More than 50% of women face the issue of morning sickness at the beginning of pregnancy. To relieve the symptoms:

  • Small frequent meals are better than the larger ones. Don’t keep your stomach empty for a longer time.
  • Have high carbohydrate foods such as wheat biscuits, a toast or a fruit as soon as you wake up.
  • Avoid pungent foods of a strong odor that makes can mark the sickness worse.
  • Sip dry ginger or lemon water slowly to settle down nausea.

 

Second and Third Trimester:

There is an increased energy and nutrient requirement mainly in the second and third trimesters of pregnancy.

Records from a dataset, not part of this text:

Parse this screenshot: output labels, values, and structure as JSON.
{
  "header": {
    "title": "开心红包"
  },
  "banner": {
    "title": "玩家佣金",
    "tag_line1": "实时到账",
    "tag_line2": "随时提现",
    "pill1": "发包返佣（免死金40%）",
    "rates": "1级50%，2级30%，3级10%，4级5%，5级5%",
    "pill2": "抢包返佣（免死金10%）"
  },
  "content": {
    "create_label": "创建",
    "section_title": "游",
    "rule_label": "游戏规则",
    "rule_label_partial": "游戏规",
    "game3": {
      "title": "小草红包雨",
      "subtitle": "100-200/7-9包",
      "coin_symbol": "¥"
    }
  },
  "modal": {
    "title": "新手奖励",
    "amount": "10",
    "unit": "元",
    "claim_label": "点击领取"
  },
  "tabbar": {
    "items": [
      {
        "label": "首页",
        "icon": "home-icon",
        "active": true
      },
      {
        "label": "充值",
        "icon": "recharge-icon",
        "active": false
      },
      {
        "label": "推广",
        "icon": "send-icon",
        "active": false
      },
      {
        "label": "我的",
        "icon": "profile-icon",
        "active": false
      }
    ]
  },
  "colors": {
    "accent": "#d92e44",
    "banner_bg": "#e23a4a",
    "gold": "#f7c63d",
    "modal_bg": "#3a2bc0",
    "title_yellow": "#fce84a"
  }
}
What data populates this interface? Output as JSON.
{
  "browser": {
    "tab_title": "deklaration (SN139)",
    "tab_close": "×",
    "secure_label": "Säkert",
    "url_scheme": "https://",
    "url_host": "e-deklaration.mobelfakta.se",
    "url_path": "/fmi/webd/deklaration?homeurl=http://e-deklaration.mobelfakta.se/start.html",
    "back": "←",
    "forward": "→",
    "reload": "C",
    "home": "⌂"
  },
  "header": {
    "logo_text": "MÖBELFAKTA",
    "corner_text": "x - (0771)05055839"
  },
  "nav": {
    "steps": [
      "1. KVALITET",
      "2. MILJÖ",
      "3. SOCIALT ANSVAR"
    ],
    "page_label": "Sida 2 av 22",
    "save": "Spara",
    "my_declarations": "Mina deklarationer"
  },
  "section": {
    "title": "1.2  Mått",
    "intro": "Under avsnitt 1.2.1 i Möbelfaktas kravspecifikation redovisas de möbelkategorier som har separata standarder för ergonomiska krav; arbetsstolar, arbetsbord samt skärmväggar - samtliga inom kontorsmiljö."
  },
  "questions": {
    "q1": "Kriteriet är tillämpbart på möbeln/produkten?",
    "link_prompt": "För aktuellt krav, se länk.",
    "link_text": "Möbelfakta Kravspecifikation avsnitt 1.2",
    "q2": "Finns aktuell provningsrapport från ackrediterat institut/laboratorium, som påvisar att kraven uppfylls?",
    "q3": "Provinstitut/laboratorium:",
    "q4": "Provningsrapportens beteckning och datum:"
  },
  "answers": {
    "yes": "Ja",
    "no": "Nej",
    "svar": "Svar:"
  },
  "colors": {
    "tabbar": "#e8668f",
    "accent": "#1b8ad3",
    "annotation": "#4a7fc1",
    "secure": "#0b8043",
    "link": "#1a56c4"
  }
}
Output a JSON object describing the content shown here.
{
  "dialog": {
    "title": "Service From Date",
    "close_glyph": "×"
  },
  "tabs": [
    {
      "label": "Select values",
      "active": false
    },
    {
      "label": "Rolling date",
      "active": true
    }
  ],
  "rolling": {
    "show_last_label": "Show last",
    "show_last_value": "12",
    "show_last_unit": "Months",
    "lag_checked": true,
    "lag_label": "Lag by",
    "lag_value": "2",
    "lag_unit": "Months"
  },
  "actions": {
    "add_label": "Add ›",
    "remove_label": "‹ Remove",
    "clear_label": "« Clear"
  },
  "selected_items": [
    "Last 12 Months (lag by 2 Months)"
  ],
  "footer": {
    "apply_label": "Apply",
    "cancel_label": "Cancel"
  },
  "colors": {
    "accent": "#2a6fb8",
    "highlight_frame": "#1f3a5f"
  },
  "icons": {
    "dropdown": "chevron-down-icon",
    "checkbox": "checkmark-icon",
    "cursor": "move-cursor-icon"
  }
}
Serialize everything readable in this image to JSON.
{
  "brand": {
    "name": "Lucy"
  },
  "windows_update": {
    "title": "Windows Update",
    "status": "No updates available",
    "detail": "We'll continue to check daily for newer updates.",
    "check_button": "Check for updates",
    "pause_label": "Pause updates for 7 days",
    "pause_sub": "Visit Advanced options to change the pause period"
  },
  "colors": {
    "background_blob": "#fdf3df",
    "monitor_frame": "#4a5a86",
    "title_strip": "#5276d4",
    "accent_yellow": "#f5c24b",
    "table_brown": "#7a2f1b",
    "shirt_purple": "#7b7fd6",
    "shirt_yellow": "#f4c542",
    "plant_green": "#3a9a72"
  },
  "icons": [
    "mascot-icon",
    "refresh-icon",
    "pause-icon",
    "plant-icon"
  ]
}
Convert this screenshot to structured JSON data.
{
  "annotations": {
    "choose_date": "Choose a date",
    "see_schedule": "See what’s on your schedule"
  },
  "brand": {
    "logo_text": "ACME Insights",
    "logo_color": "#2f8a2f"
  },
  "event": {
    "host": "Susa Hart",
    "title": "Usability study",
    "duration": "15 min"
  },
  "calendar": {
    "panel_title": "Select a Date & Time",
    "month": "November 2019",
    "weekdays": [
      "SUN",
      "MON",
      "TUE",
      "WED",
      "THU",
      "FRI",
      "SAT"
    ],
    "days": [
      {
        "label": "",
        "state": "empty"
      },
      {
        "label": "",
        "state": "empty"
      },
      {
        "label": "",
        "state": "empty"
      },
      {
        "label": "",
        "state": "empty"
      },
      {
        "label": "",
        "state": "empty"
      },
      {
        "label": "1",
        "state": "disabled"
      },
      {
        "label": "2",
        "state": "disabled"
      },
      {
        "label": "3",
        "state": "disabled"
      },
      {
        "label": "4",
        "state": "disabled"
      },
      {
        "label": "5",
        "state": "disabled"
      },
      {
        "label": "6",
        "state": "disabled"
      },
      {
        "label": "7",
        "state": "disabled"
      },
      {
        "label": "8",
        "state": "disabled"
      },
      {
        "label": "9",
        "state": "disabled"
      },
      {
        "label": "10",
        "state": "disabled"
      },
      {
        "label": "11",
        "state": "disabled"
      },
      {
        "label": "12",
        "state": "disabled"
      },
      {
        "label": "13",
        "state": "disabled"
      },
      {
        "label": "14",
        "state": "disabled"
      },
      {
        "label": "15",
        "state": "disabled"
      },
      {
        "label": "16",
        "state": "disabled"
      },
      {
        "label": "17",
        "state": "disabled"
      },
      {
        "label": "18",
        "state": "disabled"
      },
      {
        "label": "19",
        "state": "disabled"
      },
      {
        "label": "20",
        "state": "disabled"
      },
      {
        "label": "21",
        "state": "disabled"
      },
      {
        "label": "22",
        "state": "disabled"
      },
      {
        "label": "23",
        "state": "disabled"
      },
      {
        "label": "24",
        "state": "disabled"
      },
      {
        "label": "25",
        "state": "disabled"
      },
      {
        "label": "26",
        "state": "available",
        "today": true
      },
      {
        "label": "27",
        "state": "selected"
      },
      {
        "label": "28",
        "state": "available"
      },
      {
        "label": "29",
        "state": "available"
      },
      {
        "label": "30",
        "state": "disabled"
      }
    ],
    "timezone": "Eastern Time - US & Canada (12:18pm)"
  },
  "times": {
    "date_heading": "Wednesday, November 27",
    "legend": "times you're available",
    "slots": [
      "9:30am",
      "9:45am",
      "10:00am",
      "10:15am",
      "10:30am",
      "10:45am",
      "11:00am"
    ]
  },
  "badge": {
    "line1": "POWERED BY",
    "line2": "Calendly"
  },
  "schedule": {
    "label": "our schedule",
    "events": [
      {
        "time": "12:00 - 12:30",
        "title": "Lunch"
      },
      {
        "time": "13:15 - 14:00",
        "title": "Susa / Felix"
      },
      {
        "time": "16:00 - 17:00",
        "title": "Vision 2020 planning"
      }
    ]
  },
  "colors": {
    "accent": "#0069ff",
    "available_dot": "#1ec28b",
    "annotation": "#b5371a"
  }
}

  • Energy- The requirements for energy increases due to an increase in fetal growth, placental growth and an increase in material organs and body size. There is an increase in energy needs by 350 Kcal/day.
  • Protein- There is an additional protein requirement in pregnancy to form an amniotic fluid, and to support the synthesis of maternal and fetal tissues. A good amount of protein is required to fulfill the daily requirements. Rich sources of protein include milk, meat, fish, poultry, soybean, and pulses.
  • Vitamin C- Vitamin C is required for collagen synthesis and development of blood vessels.
    Get your Dose of Vitamin C from: citrus fruits (oranges, grapefruits, lemons), fruits and vegetables with a deep color (kiwi, berries, guavas) and dark green vegetables (spinach, Brussels’ sprouts, bell peppers, broccoli).
  • DHA i.e Docosahexaenoic acid plays an important role in vision as well as in cognitive function.
    Get your Dose of DHA (Omega-3) from : Fish, seafood, whole cereals, nuts and oilseeds like flax seeds.
  • Magnesium is required for healthy growth of the uterus.
    Get your dose of Magnesium from: Dark green vegetables, Nuts and seeds like almonds, walnuts, whole cereals like oats, whole wheat, milk and milk products
  • Vitamin B12- This is needed for all the important enzymatic reactions and biochemical processes in the body.
    Get your Dose of Vitamin B12 from: Animal sources such as all meats, milk and milk products.

 

Coping with Constipation

Constipation is common during the latter half of pregnancy. To avoid or alleviate the symptoms:

  • Drink plenty of fluids such as plain water, lemon water, buttermilk, soups etc.
  • Increase the fiber intake and inculcate foods such as wholegrain cereals, porridge, fruits and vegetables, and prunes.
  • Make sure you’re eating at least five portions of fruits and vegetables daily.
  • Limit the intake of refined cereals such as Maida, pasta, fried food etc.
  • Regular exercise, walk, and yoga also help in reducing constipation

 

Coping with Heartburn

Heartburn may occur during any time in pregnancy. To relieve the symptoms:

  • Avoid chocolates, fatty foods, alcohol especially before bedtime.
  • Avoid acidic and spicy foods.
  • Consume cold milk and dairy products.
  • Eat slowly, drink fluids but not with meals.
  • Eat small and frequent meals.

 

Over to You:

Pregnancy is the phase that requires utmost and intensive care during the period of nine months. Proper care regarding the diet and meal pattern plays a crucial role in the development of a healthy baby by a healthy mother.